Schul-entwicklung – Schulent-wicklung

Freitag, 29. Mai 2020

Am letzten Seminartag hast du eine/die „Säule“ für eine Musikschule kurz skizziert. Ich hab’s nicht mitgeschrieben, da ich die Ausführung in diesem Moment sehr einleuchtend fand und mir gedacht habe, dass ich mir das merken kann. Wie waren die Zusammenhänge?

Betrachte ich den Betrieb Musikschule als Gesamtkonzept, steht für mich außer Frage, dass es ein Zusammenspiel zwischen allen Komponenten geben muss. Musikschule ist für mich keine Institution für ein „Da-geh-ich-solo-hin-und-lern-ein-Instrument“-Verhalten. Vielfach wird sie jedoch so gesehen: In einer Musikschule lernst du ein Instrument.

Ich meine, dass dies nur ein sehr kleiner Teilbereich ist bzw. sein sollte, kann und muss: In eine Musikschule sollte man gehen wollen, um MUSIK zu lernen.

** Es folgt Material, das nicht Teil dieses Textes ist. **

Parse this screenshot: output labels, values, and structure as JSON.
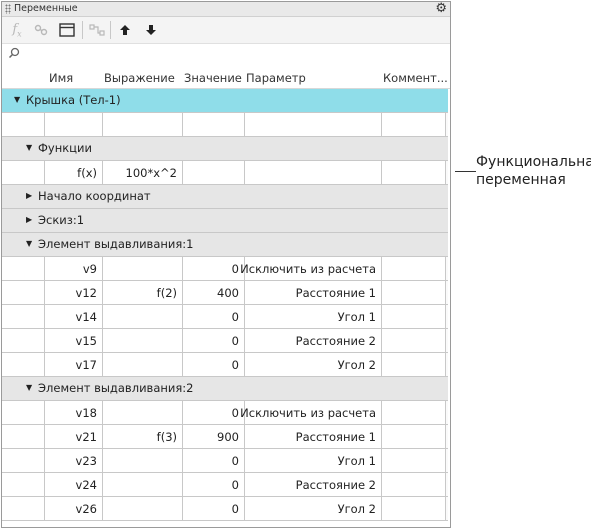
{
  "panel": {
    "title": "Переменные"
  },
  "toolbar": {
    "buttons": [
      {
        "icon": "fx-icon",
        "label": "fx",
        "enabled": false
      },
      {
        "icon": "link-icon",
        "enabled": false
      },
      {
        "icon": "window-icon",
        "enabled": true
      },
      {
        "icon": "tree-icon",
        "enabled": false
      },
      {
        "icon": "arrow-up-icon",
        "enabled": true
      },
      {
        "icon": "arrow-down-icon",
        "enabled": true
      }
    ]
  },
  "search": {
    "icon": "search-icon",
    "value": ""
  },
  "columns": {
    "name": "Имя",
    "expression": "Выражение",
    "value": "Значение",
    "parameter": "Параметр",
    "comment": "Коммент..."
  },
  "root": {
    "label": "Крышка (Тел-1)",
    "color": "#8fdde9"
  },
  "groups": [
    {
      "label": "Функции",
      "expanded": true,
      "rows": [
        {
          "name": "f(x)",
          "expression": "100*x^2",
          "value": "",
          "parameter": ""
        }
      ]
    },
    {
      "label": "Начало координат",
      "expanded": false,
      "rows": []
    },
    {
      "label": "Эскиз:1",
      "expanded": false,
      "rows": []
    },
    {
      "label": "Элемент выдавливания:1",
      "expanded": true,
      "rows": [
        {
          "name": "v9",
          "expression": "",
          "value": "0",
          "parameter": "Исключить из расчета"
        },
        {
          "name": "v12",
          "expression": "f(2)",
          "value": "400",
          "parameter": "Расстояние 1"
        },
        {
          "name": "v14",
          "expression": "",
          "value": "0",
          "parameter": "Угол 1"
        },
        {
          "name": "v15",
          "expression": "",
          "value": "0",
          "parameter": "Расстояние 2"
        },
        {
          "name": "v17",
          "expression": "",
          "value": "0",
          "parameter": "Угол 2"
        }
      ]
    },
    {
      "label": "Элемент выдавливания:2",
      "expanded": true,
      "rows": [
        {
          "name": "v18",
          "expression": "",
          "value": "0",
          "parameter": "Исключить из расчета"
        },
        {
          "name": "v21",
          "expression": "f(3)",
          "value": "900",
          "parameter": "Расстояние 1"
        },
        {
          "name": "v23",
          "expression": "",
          "value": "0",
          "parameter": "Угол 1"
        },
        {
          "name": "v24",
          "expression": "",
          "value": "0",
          "parameter": "Расстояние 2"
        },
        {
          "name": "v26",
          "expression": "",
          "value": "0",
          "parameter": "Угол 2"
        }
      ]
    }
  ],
  "callout": {
    "line1": "Функциональная",
    "line2": "переменная"
  }
}
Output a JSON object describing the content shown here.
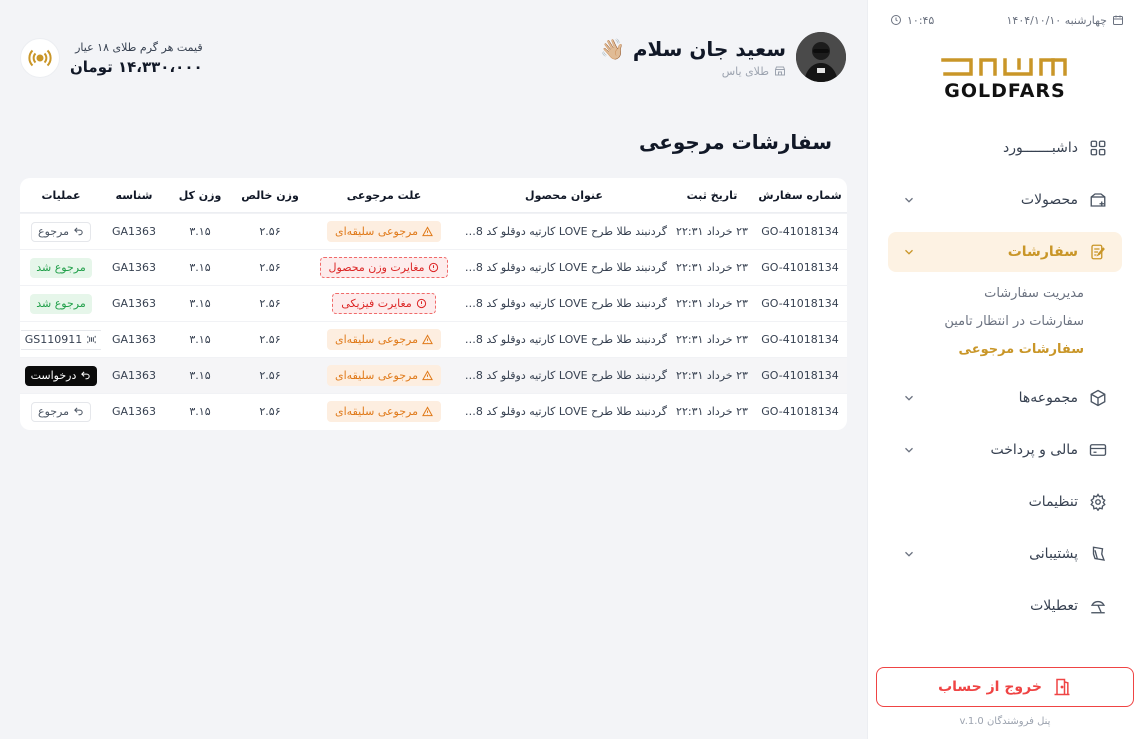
{
  "topbar": {
    "date": "چهارشنبه ۱۴۰۴/۱۰/۱۰",
    "time": "۱۰:۴۵"
  },
  "brand": {
    "logo_text": "GOLDFARS",
    "gold": "#c99628"
  },
  "nav": {
    "items": [
      {
        "label": "داشبـــــــورد",
        "icon": "dashboard-icon"
      },
      {
        "label": "محصولات",
        "icon": "package-plus-icon"
      },
      {
        "label": "سفارشات",
        "icon": "orders-edit-icon"
      },
      {
        "label": "مجموعه‌ها",
        "icon": "cube-icon"
      },
      {
        "label": "مالی و پرداخت",
        "icon": "card-icon"
      },
      {
        "label": "تنظیمات",
        "icon": "gear-icon"
      },
      {
        "label": "پشتیبانی",
        "icon": "support-icon"
      },
      {
        "label": "تعطیلات",
        "icon": "beach-icon"
      }
    ],
    "orders_sub": [
      "مدیریت سفارشات",
      "سفارشات در انتظار تامین",
      "سفارشات مرجوعی"
    ]
  },
  "logout_label": "خروج از حساب",
  "version": "پنل فروشندگان v.1.0",
  "user": {
    "greeting": "سعید جان سلام",
    "emoji": "👋🏼",
    "shop": "طلای یاس"
  },
  "price": {
    "label": "قیمت هر گرم طلای ۱۸ عیار",
    "value": "۱۴،۳۳۰،۰۰۰ تومان"
  },
  "page_title": "سفارشات مرجوعی",
  "table": {
    "headers": {
      "order": "شماره سفارش",
      "date": "تاریخ ثبت",
      "title": "عنوان محصول",
      "reason": "علت مرجوعی",
      "net": "وزن خالص",
      "total": "وزن کل",
      "id": "شناسه",
      "actions": "عملیات"
    },
    "rows": [
      {
        "order": "GO-41018134",
        "date": "۲۳ خرداد ۲۲:۳۱",
        "title": "گردنبند طلا طرح LOVE کارتیه دوقلو کد CN48...",
        "reason": "مرجوعی سلیقه‌ای",
        "net": "۲.۵۶",
        "total": "۳.۱۵",
        "id": "GA1363",
        "action": "مرجوع"
      },
      {
        "order": "GO-41018134",
        "date": "۲۳ خرداد ۲۲:۳۱",
        "title": "گردنبند طلا طرح LOVE کارتیه دوقلو کد CN48...",
        "reason": "مغایرت وزن محصول",
        "net": "۲.۵۶",
        "total": "۳.۱۵",
        "id": "GA1363",
        "action": "مرجوع شد"
      },
      {
        "order": "GO-41018134",
        "date": "۲۳ خرداد ۲۲:۳۱",
        "title": "گردنبند طلا طرح LOVE کارتیه دوقلو کد CN48...",
        "reason": "مغایرت فیزیکی",
        "net": "۲.۵۶",
        "total": "۳.۱۵",
        "id": "GA1363",
        "action": "مرجوع شد"
      },
      {
        "order": "GO-41018134",
        "date": "۲۳ خرداد ۲۲:۳۱",
        "title": "گردنبند طلا طرح LOVE کارتیه دوقلو کد CN48...",
        "reason": "مرجوعی سلیقه‌ای",
        "net": "۲.۵۶",
        "total": "۳.۱۵",
        "id": "GA1363",
        "action": "GS110911"
      },
      {
        "order": "GO-41018134",
        "date": "۲۳ خرداد ۲۲:۳۱",
        "title": "گردنبند طلا طرح LOVE کارتیه دوقلو کد CN48...",
        "reason": "مرجوعی سلیقه‌ای",
        "net": "۲.۵۶",
        "total": "۳.۱۵",
        "id": "GA1363",
        "action": "درخواست"
      },
      {
        "order": "GO-41018134",
        "date": "۲۳ خرداد ۲۲:۳۱",
        "title": "گردنبند طلا طرح LOVE کارتیه دوقلو کد CN48...",
        "reason": "مرجوعی سلیقه‌ای",
        "net": "۲.۵۶",
        "total": "۳.۱۵",
        "id": "GA1363",
        "action": "مرجوع"
      }
    ]
  }
}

Instrumente (auch Stimme/Gesang und Körper/Tanz) sind nur Mittel zum Zweck, um MUSIK auszudrücken. Und hier könnte man ansetzten: Wenn alle Beteiligten (die Pädagogen) in einer Musikschule MUSIK vermitteln wollten und alle Beteiligten (die Pädagogen) auch das Rüstzeug dafür brauchen (wir sprechen hier von Puls/Takt/Rhythmus/Tonhöhen …), sollte man sich überlegen, wie man sich gegenseitig Arbeit abnehmen kann. Man sollte/könnte sich überlegen, wie man einen „Benefit“ für sich und seine eigene Klasse herausnehmen kann. Man sollt sich überlegen, ob ein Schulbetrieb gemeinsame Ziele hat oder haben sollte, ob man als Schule möglicherweise Ziele überhaupt finden oder überdenken sollte und ob man neue Ziele definieren könnte.

Ein Beispiel soll das verdeutlichen:
Nehmen wir an, unser Maxi-Mustermann-Musikschüler, kurz M3, kommt als Kunde in unsere MUSIKschule. Natürlich möchte er ein Instrument lernen. Wenn wir Pädagogen davon wüssten, dass er zwar vordergründig wegen dem Instrument da ist und wir auch wüssten, dass das, was ihm an diesem Instrument so gefällt eigentlich die Art und Weise des Musizierens ist, der Klang der MUSIK, würden wir anders vorgehen.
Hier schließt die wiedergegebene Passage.